"Ordinary, said Aunt Lydia, is what you are used to. This may not seem ordinary to you now, but after a time it will. It will become ordinary."
Offred is a handmaid, one of the most important jobs in the Republic of Gilead. She's recently been assigned to a Commander and his wife to provide a child. In this dystopian future, very few women are able to conceive and bear children and so, after a military coup and restructuring of society, fertile women are enslaved and passed around to continue the new hierarchy. Offred is only one of these women, caught in the middle of a regime change, still able to remember her old life, unsure of her future.
The story is told as a recollection of Offred's, leaving much of her backstory to the imagination of the reader. We don't get a detailed description of Offred but this lends itself to the story. Handmaids have their individuality trained out of them but Offred spends the whole book trying to hang onto hers.
I think if anyone either than Atwood had written the book it would have collapsed on itself or gotten lost in the plot. This isn't an action-filled book. Much of the conflict comes from internal paranoia on Offred's part, wondering if or when she's going to be caught. The suspense comes from the slow but taut reveal of the history of Gilead, without a glut of exposition to bog down the book.
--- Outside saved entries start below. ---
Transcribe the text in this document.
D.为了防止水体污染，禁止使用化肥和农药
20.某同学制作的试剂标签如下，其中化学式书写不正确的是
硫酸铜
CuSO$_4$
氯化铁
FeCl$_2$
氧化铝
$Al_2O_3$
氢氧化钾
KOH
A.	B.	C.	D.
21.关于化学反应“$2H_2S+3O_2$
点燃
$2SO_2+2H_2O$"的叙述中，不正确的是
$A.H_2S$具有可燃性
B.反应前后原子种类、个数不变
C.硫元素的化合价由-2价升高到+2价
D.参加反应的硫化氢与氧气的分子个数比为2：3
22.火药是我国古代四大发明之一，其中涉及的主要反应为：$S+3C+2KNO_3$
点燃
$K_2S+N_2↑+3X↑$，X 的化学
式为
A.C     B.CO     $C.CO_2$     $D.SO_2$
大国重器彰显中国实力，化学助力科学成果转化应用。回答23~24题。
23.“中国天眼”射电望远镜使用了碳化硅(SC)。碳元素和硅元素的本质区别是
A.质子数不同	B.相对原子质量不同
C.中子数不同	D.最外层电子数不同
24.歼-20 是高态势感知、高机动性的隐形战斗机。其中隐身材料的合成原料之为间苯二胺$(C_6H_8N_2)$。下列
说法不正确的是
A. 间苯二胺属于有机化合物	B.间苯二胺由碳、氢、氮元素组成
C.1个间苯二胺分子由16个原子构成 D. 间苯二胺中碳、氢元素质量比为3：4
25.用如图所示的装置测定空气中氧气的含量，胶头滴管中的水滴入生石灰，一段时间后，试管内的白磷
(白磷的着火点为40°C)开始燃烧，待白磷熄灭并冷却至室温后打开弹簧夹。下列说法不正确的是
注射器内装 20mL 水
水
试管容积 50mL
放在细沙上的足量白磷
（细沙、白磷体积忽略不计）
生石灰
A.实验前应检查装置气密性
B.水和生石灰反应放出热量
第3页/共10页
The ending is abrupt and ambiguous, leaving Offred's fate in the hands of the readers but it only feels right that Atwood should leave us unsure of the end. After all, the most disturbing part of this book is how unbelievable it is and yet she describes, step by step how entirely plausible the creation Gilead and handmaid's are. Why shouldn't the reader be left feeling uncomfortable about the circumstances of the book? The dystopian view of the novel gives readers something to think about.